Ela trabalha em uma cooperativa de mulheres artesãs na comunidade rural de Itamatatiuá, no Maranhão.
"Eu vi na televisão que eles querem tirar Dilma do poder e acabar com o Bolsa Família", disse à BBC Brasil. "Se isso acontecer, talvez eu precise me mudar para uma cidade maior, porque não tem emprego aqui."
O Bolsa Família – implantado em 2003, no primeiro governo do PT – é o maior programa de transferência de renda do mundo. Um total de 47 milhões de brasileiros inscritos, quase um quarto da população, recebe dinheiro mensalmente.
Sem ele, Ana Rita de Jesus estaria na pobreza extrema, mesmo com o salário que ganha com seu trabalho na cooperativa de artesanato.
Sua renda mensal fica em torno de R$ 65 – a depender de quantas peças de cerâmica a cooperativa vende. Do Bolsa Família, ela recebe R$ 237.
Casas 'de verdade'
Toda a comunidade de Ana Rita foi transformada pelo programa. Itamatatiuá foi formada há cerca de 200 anos por quilombolas – descendentes de afro-brasileiros que fugiram das fazendas onde trabalhavam como escravos.
Até a década passada, a vida no local era marcada pela pobreza extrema. "Depois do ex-presidente Lula, nossa comunidade ficou muito melhor", diz a líder local Neide de Jesus.
"Naquela época, o dinheiro não era o suficiente para a gente comprar coisas – só tínhamos o suficiente pra comer. As pessoas hoje têm geladeiras, fogões, televisões. Começamos a estudar e a ter casas de verdade."
O assunto mais comentado na cooperativa atualmente é o futuro do Bolsa Família. Quase todas as mulheres da comunidade dependem financeiramente dele.
Famílias que estão abaixo da linha de pobreza – que no Brasil é de R$ 164 reais por mês – recebem, em média, R$ 176 por mês do governo.
Em troca, elas precisam manter seus filhos na escola com pelo menos 85% de presença em sala de aula e com a vacinação em dia. Não há requerimentos para famílias sem filhos que ficam abaixo da linha de pobreza.
'Livre mercado'
Para lidar com a pior recessão em mais de duas décadas no país, a presidente Dilma Rousseff vem promovendo cortes drásticos no orçamento do governo no último ano. Mas apesar disso, ela afirmou que protegeria o Bolsa Família e outros programas sociais dos cortes.

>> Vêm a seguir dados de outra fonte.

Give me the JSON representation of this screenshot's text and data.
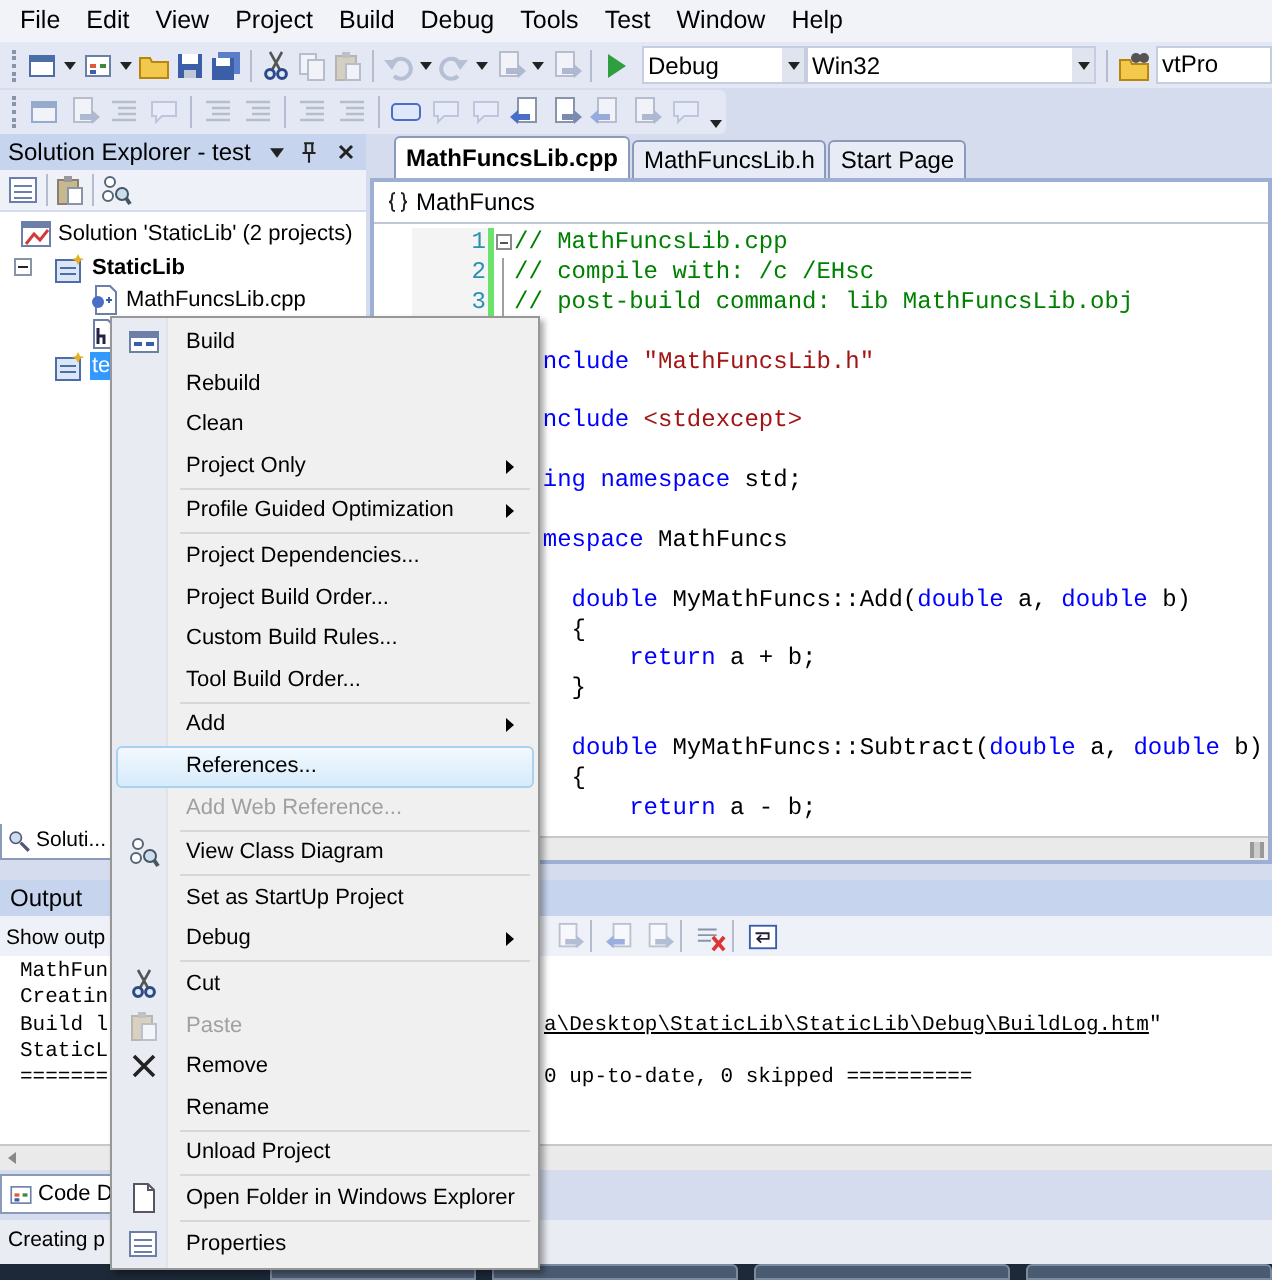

A presidente argumenta que os supostos crimes fiscais dos quais ela é acusada em seu processo de impeachment – as chamadas "pedaladas" – eram procedimentos com o objetivo de, em parte, proteger estes programas.
O Bolsa Família também se tornou um dos argumentos de Dilma Rousseff nas últimas semanas, antes da votação sobre o início do julgamento de impeachment no Senado, contra o processo.
No início deste mês, ela disse a uma multidão de manifestantes que o vice-presidente, Michel Temer, removeria 36 milhões de pessoas do programa e as jogaria "no livre mercado, forçando os pobres a se virarem".
Dias antes da votação, ela aumentou o valor do benefício em 9% e moveu a linha de pobreza para cima, para englobar mais pessoas no programa.
O discurso da presidente atingiu em cheio as mulheres em Itamatatiuá e muitas beneficiárias do Bolsa Família em todo o país. Elas temem que o benefício seja cortado em uma possível administração Temer.
A cooperativa de cerâmica lucra, em média, R$ 800 por mês, valor que é dividido entre seus 12 membros.
Mas a maior parte da renda das mulheres daqui não vem da venda de cerâmica. O Bolsa Família acaba valendo mais a pena financeiramente do que administrar um negócio ou conseguir um emprego, quando conseguem encontrar um.
Sucessos e fracassos
Itamatatiuá é uma das 207 pequenas comunidades em Alcântara, cidade maranhense que ilustra os sucesso e fracassos do Bolsa Família.
A cidade tem um IDH de 0,573, que ainda assinala um baixo padrão de vida, mas seu índice subiu 40% durante a última década.
Agora, as pequenas comunidades têm estradas que as conectam ao centro da cidade.
Outros programas sociais implementados pelo PT, como o "Minha Casa, Minha Vida", construíram casas de tijolos onde haviam moradias de taipa.
Mas apesar das melhorias, a economia local passou a depender fortemente do dinheiro que vem do governo federal.
Em uma cidade de 21 mil moradores, impressionantes 78% deles recebem dinheiro do Bolsa Família. Na semana do pagamento, longas filas se formam diante do centro em que o dinheiro é distribuído desde as primeiras horas do dia até a hora do fechamento.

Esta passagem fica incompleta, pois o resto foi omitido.